Is there a version for pc?

I also have a diagram on my website   http://lynxlace.com/needlelacestitches.html   It is approximately in the middle of that page.  (If everybody agrees with my diagram.)

The app sounds cool, but I have no mac stuff.  Unfortunately, according to Leader's website, "at the moment we are only developing for Apple iOS devices." 

Karen

My LEAF 10 tutorial has some photos which may be helpful.  Unfortunately the light colored thread doesn't photograph that well.    http://needlelacetalk.ning.com/group/beginners/forum/topics/needlel...    Look especially at all the photos in the first paragraph, and the last on in paragraph 2.  Also the last paragraph on that page.

Between all the photos, diagrams, and explanations, I think I've got it!  Here's my experimentation:

The first little hole, I pulled my whipping stitches tight, which drew the top of the hole up for a rounder effect.  The second two holes I did not tug the whipping stitches snugly, which led to a wiggly effect at the tops.  The first vein I made by starting with Brussels stitches, then when I was ready for the holes, skipping a stitch and proceeding with point d'Espangne in every other hole.  I thought the edges looked too airy, though, where the Brussels stitches were, and the top of the Point d'Espagne stitches was wiggly because it depended on single loops.  So for the next vein, I started by laying cord, whipping it for the length of the vein, and then going back with corded Brussels on the edges and point d'Espagne in the whipped area. 

One thing I noticed was how hard it was to center my dots by eye alone.  The stitches I whipped looked like the center, until the hole was done.  When I'm ready to work dots into a design, I think I'll have to mark their positions on the pattern or with pins. 

You have done well, and obviously understood what was being said.  I think for veins in petals, leaves etc, they probably only go part way across the row so therefore you dont get edges that are two airy.  And looking in all my books, each author has a different way of doing it anyway.   Yes it is difficult to get the holes where you want them by guessing as you go along.    I tried that and the dots ended up in the wrong place and where too low.   So I found it was best to mark the position of the dot or vein before I started that section.    I often dont to it in the planning stage so have to prick a dot where I want to put them .  Mostly it works.

Sorry that the app is only for apple products.  I guess if they get enough requests for it to go on non apple products then they will work to put it on others.   It is only for iphone and ipad at the moment.   

Yes Lorelei, I agree with your diagram.  I felt sure you would have it somewhere.

Maureen, thanks for the lace app recommendation.
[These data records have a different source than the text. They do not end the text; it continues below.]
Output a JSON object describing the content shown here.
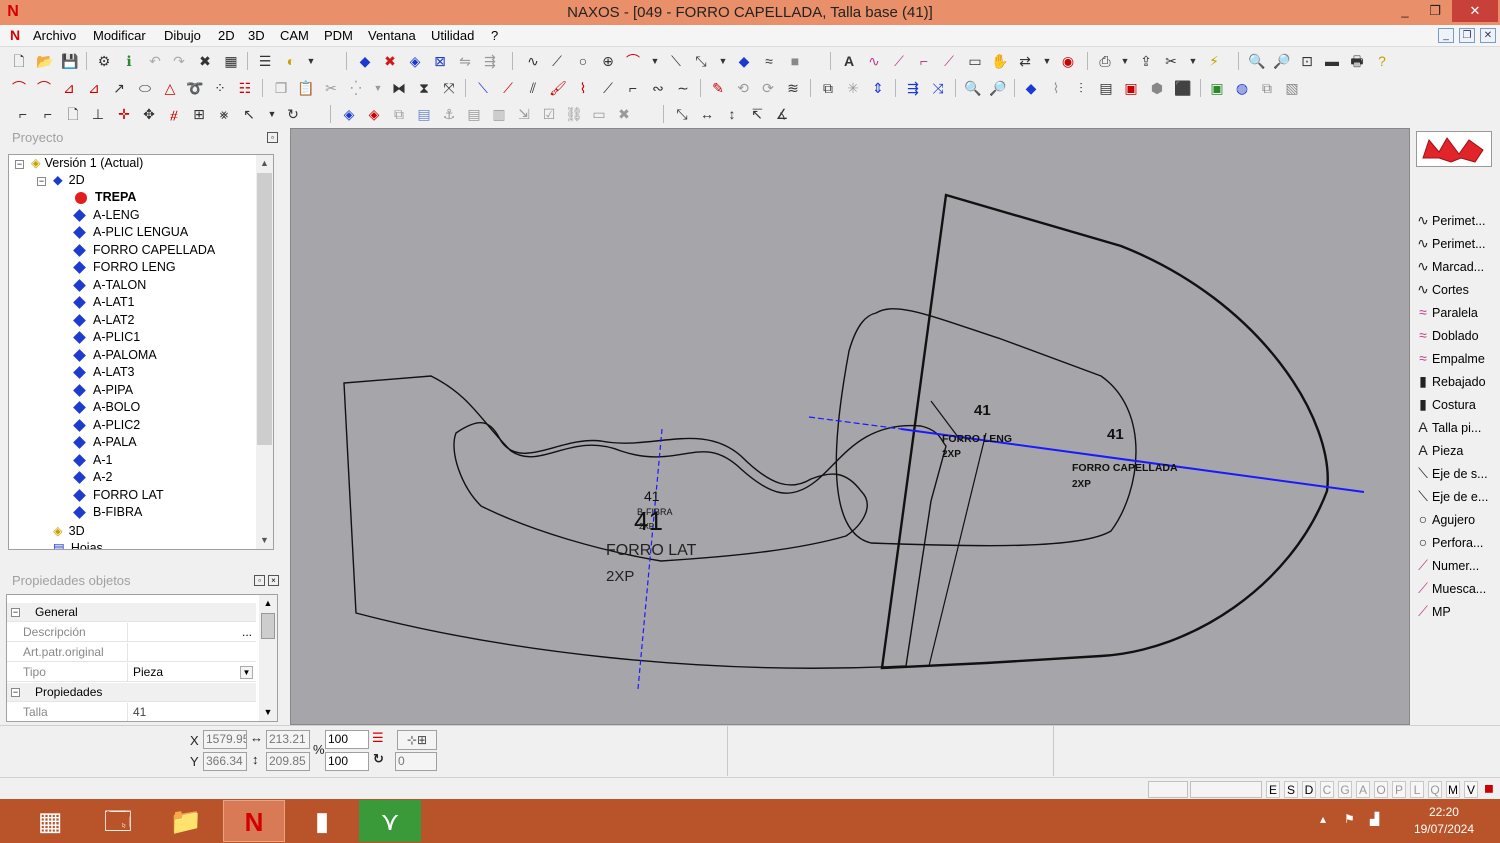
{
  "window": {
    "title": "NAXOS - [049 - FORRO CAPELLADA, Talla base (41)]",
    "app_icon": "naxos-icon",
    "controls": {
      "minimize": "_",
      "restore": "❐",
      "close": "✕"
    }
  },
  "menu": {
    "items": [
      "Archivo",
      "Modificar",
      "Dibujo",
      "2D",
      "3D",
      "CAM",
      "PDM",
      "Ventana",
      "Utilidad",
      "?"
    ],
    "mdi": {
      "minimize": "_",
      "restore": "❐",
      "close": "✕"
    }
  },
  "project_panel": {
    "title": "Proyecto",
    "tree": {
      "version": "Versión 1 (Actual)",
      "folder_2d": "2D",
      "items": [
        {
          "label": "TREPA",
          "icon": "red-dot",
          "bold": true
        },
        {
          "label": "A-LENG",
          "icon": "blue-diamond"
        },
        {
          "label": "A-PLIC LENGUA",
          "icon": "blue-diamond"
        },
        {
          "label": "FORRO CAPELLADA",
          "icon": "blue-diamond"
        },
        {
          "label": "FORRO LENG",
          "icon": "blue-diamond"
        },
        {
          "label": "A-TALON",
          "icon": "blue-diamond"
        },
        {
          "label": "A-LAT1",
          "icon": "blue-diamond"
        },
        {
          "label": "A-LAT2",
          "icon": "blue-diamond"
        },
        {
          "label": "A-PLIC1",
          "icon": "blue-diamond"
        },
        {
          "label": "A-PALOMA",
          "icon": "blue-diamond"
        },
        {
          "label": "A-LAT3",
          "icon": "blue-diamond"
        },
        {
          "label": "A-PIPA",
          "icon": "blue-diamond"
        },
        {
          "label": "A-BOLO",
          "icon": "blue-diamond"
        },
        {
          "label": "A-PLIC2",
          "icon": "blue-diamond"
        },
        {
          "label": "A-PALA",
          "icon": "blue-diamond"
        },
        {
          "label": "A-1",
          "icon": "blue-diamond"
        },
        {
          "label": "A-2",
          "icon": "blue-diamond"
        },
        {
          "label": "FORRO LAT",
          "icon": "blue-diamond"
        },
        {
          "label": "B-FIBRA",
          "icon": "blue-diamond"
        }
      ],
      "folder_3d": "3D",
      "folder_hojas": "Hojas"
    }
  },
  "properties_panel": {
    "title": "Propiedades objetos",
    "sections": {
      "general": "General",
      "propiedades": "Propiedades"
    },
    "rows": {
      "descripcion": {
        "label": "Descripción",
        "value": "",
        "button": "..."
      },
      "art_patr": {
        "label": "Art.patr.original",
        "value": ""
      },
      "tipo": {
        "label": "Tipo",
        "value": "Pieza"
      },
      "talla": {
        "label": "Talla",
        "value": "41"
      }
    }
  },
  "canvas": {
    "background": "#a6a6aa",
    "labels": {
      "size_a": "41",
      "forro_leng": "FORRO LENG",
      "forro_leng_qty": "2XP",
      "size_b": "41",
      "forro_capellada": "FORRO CAPELLADA",
      "forro_capellada_qty": "2XP",
      "size_c": "41",
      "size_big": "41",
      "fibra": "B-FIBRA",
      "fibra_qty": "2XP",
      "forro_lat": "FORRO LAT",
      "forro_lat_qty": "2XP"
    },
    "colors": {
      "outline": "#111111",
      "axis": "#1a1aff"
    }
  },
  "palette": {
    "items": [
      {
        "label": "Perimet...",
        "icon": "curve-icon"
      },
      {
        "label": "Perimet...",
        "icon": "curve-icon"
      },
      {
        "label": "Marcad...",
        "icon": "curve-icon"
      },
      {
        "label": "Cortes",
        "icon": "curve-icon"
      },
      {
        "label": "Paralela",
        "icon": "parallel-curve-icon"
      },
      {
        "label": "Doblado",
        "icon": "fold-icon"
      },
      {
        "label": "Empalme",
        "icon": "join-icon"
      },
      {
        "label": "Rebajado",
        "icon": "skive-icon"
      },
      {
        "label": "Costura",
        "icon": "seam-icon"
      },
      {
        "label": "Talla pi...",
        "icon": "text-icon"
      },
      {
        "label": "Pieza",
        "icon": "text-icon"
      },
      {
        "label": "Eje de s...",
        "icon": "axis-icon"
      },
      {
        "label": "Eje de e...",
        "icon": "axis-icon"
      },
      {
        "label": "Agujero",
        "icon": "circle-icon"
      },
      {
        "label": "Perfora...",
        "icon": "circle-icon"
      },
      {
        "label": "Numer...",
        "icon": "pen-icon"
      },
      {
        "label": "Muesca...",
        "icon": "pen-icon"
      },
      {
        "label": "MP",
        "icon": "pen-icon"
      }
    ]
  },
  "coords": {
    "x_label": "X",
    "y_label": "Y",
    "x_value": "1579.95",
    "y_value": "366.34",
    "width_value": "213.21",
    "height_value": "209.85",
    "percent_label": "%",
    "scale_x": "100",
    "scale_y": "100",
    "angle_value": "0"
  },
  "statusbar": {
    "modes": [
      "E",
      "S",
      "D",
      "C",
      "G",
      "A",
      "O",
      "P",
      "L",
      "Q",
      "M",
      "V"
    ],
    "active_modes": [
      "E",
      "S",
      "D",
      "M",
      "V"
    ]
  },
  "taskbar": {
    "time": "22:20",
    "date": "19/07/2024"
  }
}
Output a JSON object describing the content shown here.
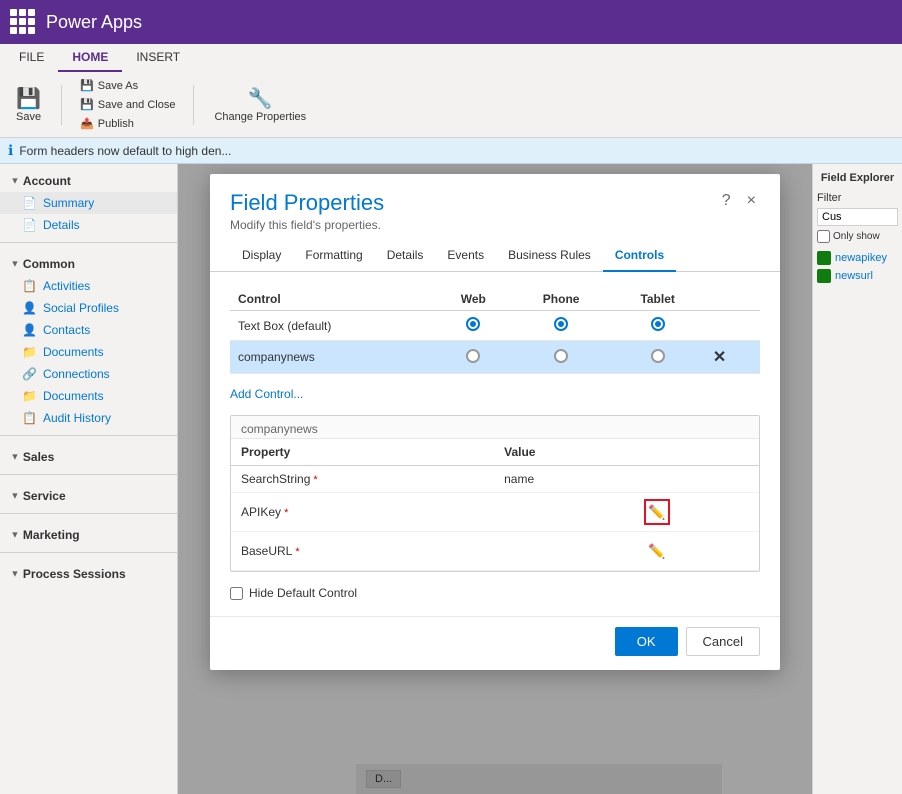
{
  "topbar": {
    "app_name": "Power Apps",
    "grid_icon": "apps-icon"
  },
  "ribbon": {
    "tabs": [
      "FILE",
      "HOME",
      "INSERT"
    ],
    "active_tab": "HOME",
    "buttons": {
      "save_label": "Save",
      "save_as_label": "Save As",
      "save_close_label": "Save and Close",
      "publish_label": "Publish",
      "change_props_label": "Change Properties"
    },
    "group_save_label": "Save"
  },
  "info_bar": {
    "message": "Form headers now default to high den..."
  },
  "sidebar": {
    "sections": [
      {
        "title": "Account",
        "items": [
          {
            "label": "Summary",
            "icon": "📄"
          },
          {
            "label": "Details",
            "icon": "📄"
          }
        ]
      },
      {
        "title": "Common",
        "items": [
          {
            "label": "Activities",
            "icon": "📋"
          },
          {
            "label": "Social Profiles",
            "icon": "👤"
          },
          {
            "label": "Contacts",
            "icon": "👤"
          },
          {
            "label": "Documents",
            "icon": "📁"
          },
          {
            "label": "Connections",
            "icon": "🔗"
          },
          {
            "label": "Documents",
            "icon": "📁"
          },
          {
            "label": "Audit History",
            "icon": "📋"
          }
        ]
      },
      {
        "title": "Sales",
        "items": []
      },
      {
        "title": "Service",
        "items": []
      },
      {
        "title": "Marketing",
        "items": []
      },
      {
        "title": "Process Sessions",
        "items": []
      }
    ]
  },
  "right_panel": {
    "title": "Field Explorer",
    "filter_label": "Filter",
    "filter_placeholder": "Cus",
    "only_show_label": "Only show",
    "items": [
      {
        "label": "newapikey"
      },
      {
        "label": "newsurl"
      }
    ]
  },
  "modal": {
    "title": "Field Properties",
    "subtitle": "Modify this field's properties.",
    "help_label": "?",
    "close_label": "×",
    "tabs": [
      "Display",
      "Formatting",
      "Details",
      "Events",
      "Business Rules",
      "Controls"
    ],
    "active_tab": "Controls",
    "controls_table": {
      "headers": [
        "Control",
        "Web",
        "Phone",
        "Tablet"
      ],
      "rows": [
        {
          "name": "Text Box (default)",
          "web": true,
          "phone": true,
          "tablet": true,
          "is_default": true,
          "highlighted": false
        },
        {
          "name": "companynews",
          "web": false,
          "phone": false,
          "tablet": false,
          "is_default": false,
          "highlighted": true,
          "has_delete": true
        }
      ]
    },
    "add_control_label": "Add Control...",
    "companynews_section": {
      "title": "companynews",
      "headers": [
        "Property",
        "Value"
      ],
      "rows": [
        {
          "property": "SearchString",
          "required": true,
          "value": "name",
          "has_edit": false,
          "edit_highlighted": false
        },
        {
          "property": "APIKey",
          "required": true,
          "value": "",
          "has_edit": true,
          "edit_highlighted": true
        },
        {
          "property": "BaseURL",
          "required": true,
          "value": "",
          "has_edit": true,
          "edit_highlighted": false
        }
      ]
    },
    "hide_default_label": "Hide Default Control",
    "footer": {
      "ok_label": "OK",
      "cancel_label": "Cancel"
    }
  },
  "bottom_bar": {
    "item_label": "D..."
  }
}
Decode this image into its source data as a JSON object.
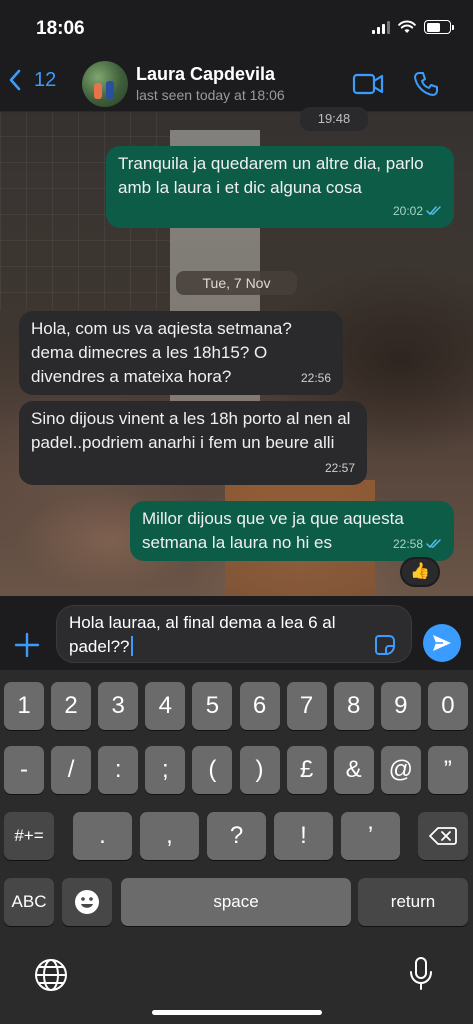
{
  "status_bar": {
    "time": "18:06"
  },
  "header": {
    "back_count": "12",
    "contact_name": "Laura Capdevila",
    "last_seen": "last seen today at 18:06"
  },
  "messages": [
    {
      "direction": "in",
      "text": "",
      "time": "19:48"
    },
    {
      "direction": "out",
      "text": "Tranquila ja quedarem un altre dia, parlo amb la laura i et dic alguna cosa",
      "time": "20:02",
      "status": "read"
    },
    {
      "direction": "in",
      "text": "Hola, com us va aqiesta setmana? dema dimecres a les 18h15? O divendres a mateixa hora?",
      "time": "22:56"
    },
    {
      "direction": "in",
      "text": "Sino dijous vinent a les 18h porto al nen al padel..podriem anarhi i fem un beure alli",
      "time": "22:57"
    },
    {
      "direction": "out",
      "text": "Millor dijous que ve ja que aquesta setmana la laura no hi es",
      "time": "22:58",
      "status": "read",
      "reaction": "👍"
    }
  ],
  "date_separator": "Tue, 7 Nov",
  "composer": {
    "draft": "Hola lauraa, al final dema a lea 6 al padel??"
  },
  "keyboard": {
    "row1": [
      "1",
      "2",
      "3",
      "4",
      "5",
      "6",
      "7",
      "8",
      "9",
      "0"
    ],
    "row2": [
      "-",
      "/",
      ":",
      ";",
      "(",
      ")",
      "£",
      "&",
      "@",
      "”"
    ],
    "row3": [
      "#+=",
      ".",
      ",",
      "?",
      "!",
      "’"
    ],
    "abc": "ABC",
    "space": "space",
    "return": "return"
  },
  "colors": {
    "accent": "#3b9cff",
    "outgoing": "#0d5c48",
    "incoming": "#2a2a2c"
  },
  "icons": [
    "back-chevron-icon",
    "video-call-icon",
    "phone-icon",
    "plus-icon",
    "sticker-icon",
    "send-icon",
    "backspace-icon",
    "emoji-icon",
    "globe-icon",
    "microphone-icon",
    "double-check-icon"
  ]
}
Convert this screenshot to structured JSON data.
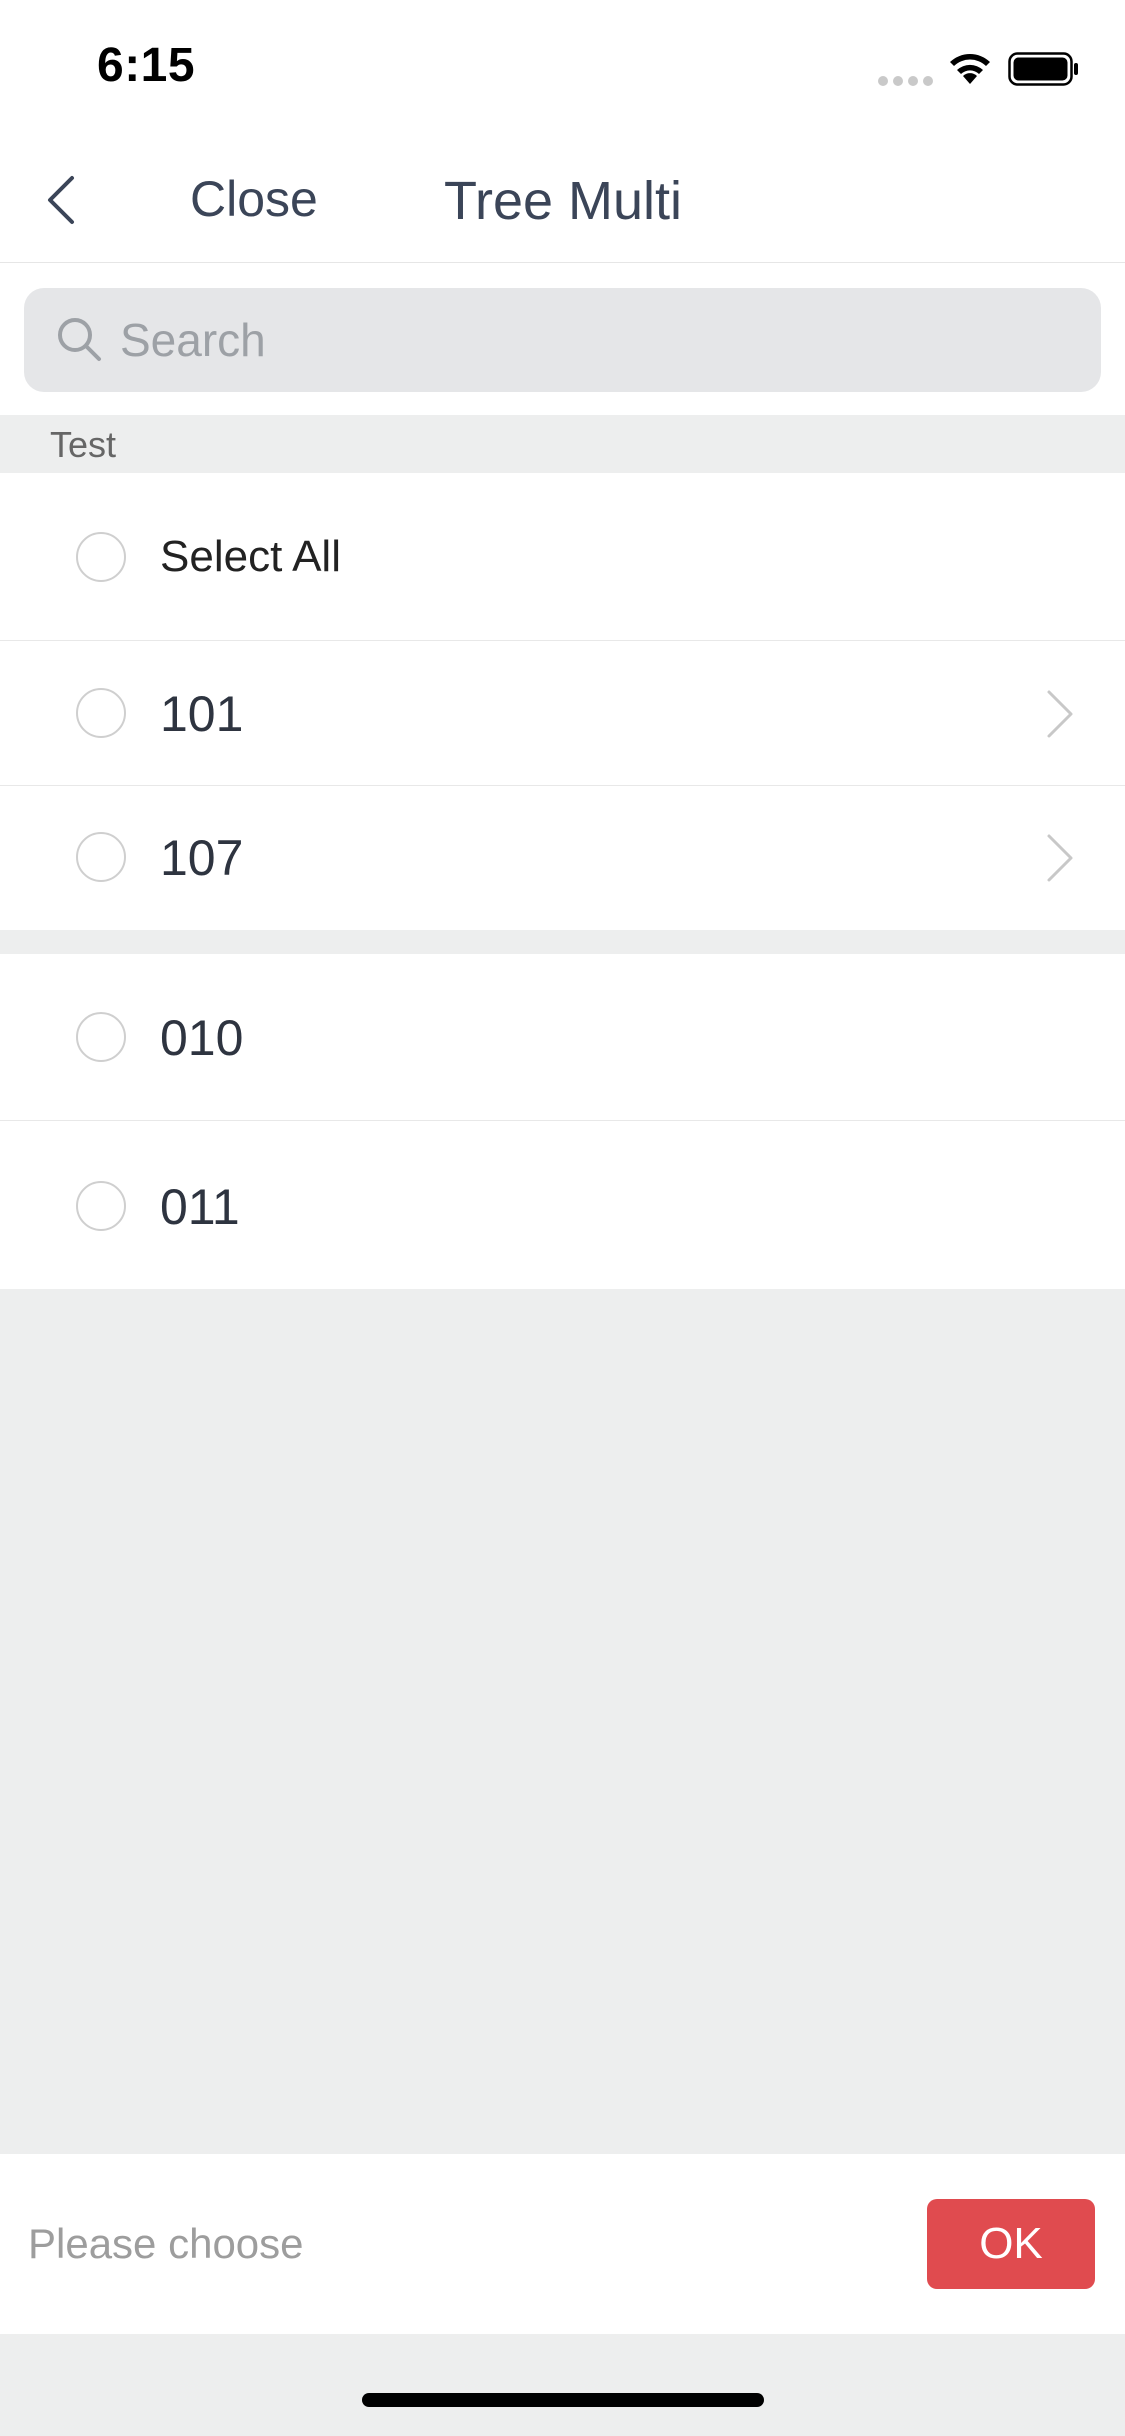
{
  "status_bar": {
    "time": "6:15",
    "icons": [
      "signal-icon",
      "wifi-icon",
      "battery-icon"
    ]
  },
  "nav": {
    "back_icon": "chevron-left-icon",
    "close_label": "Close",
    "title": "Tree Multi"
  },
  "search": {
    "icon": "search-icon",
    "placeholder": "Search",
    "value": ""
  },
  "section": {
    "label": "Test"
  },
  "items": [
    {
      "label": "Select All",
      "checked": false,
      "has_children": false
    },
    {
      "label": "101",
      "checked": false,
      "has_children": true
    },
    {
      "label": "107",
      "checked": false,
      "has_children": true
    },
    {
      "label": "010",
      "checked": false,
      "has_children": false
    },
    {
      "label": "011",
      "checked": false,
      "has_children": false
    }
  ],
  "footer": {
    "selection_text": "Please choose",
    "ok_label": "OK"
  },
  "colors": {
    "accent": "#e04b4f",
    "background": "#edeeee",
    "nav_text": "#3b4558"
  }
}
The layout is pleasing and the historical content brief and interesting.

I'm back with a question about point d'Espagne.  Does it matter which way we make it, so long as we get the double-twist?  When I first learned it, I learned to bring the needle to the outside of the stitch and wrap around and in, but while working with my rooster, I discovered that I could get the second twist by bringing the needle to the inside of the stitch (a normal Brussels stitch), and then wrapping a second time.  Is that the same stitch, or is there a different name? 

(Incidentally, I'm going to be incommunicado for about a week, so when I don't reply immediately, please don't think it rude.  I just wanted to type my question before I forgot it!)

I think you get the same result. But I'd like to hear from the experts.

To answer your question on point d'Espagne Karen.  As long as you are getting the double twist on your stitch and you are achieving the correct stitch and are happy with your work, then it doesn't necessarily matter how you achieve it.  The aim, I think, it to achieve as neat and even a tension as possible and to enjoy what you are doing.    There are several ways of working your lace, either on a needlelace pillow, in your hand, with the needle pointing towards you, the needle pointing away from you (continental style), or needle pointing either to the left or the right.  All these ways are not wrong and as long as they work for you, then carry on.   I work and teach several different ways so that it is most comfortable for the person who I am teaching.    In my mind, it is a case of 'if it ain't broke, don't mend it'.  Post a close up photo of your stitch just so we can see what you are achieving.   (And I am replying whilst I think of it so I hope you don't miss it.)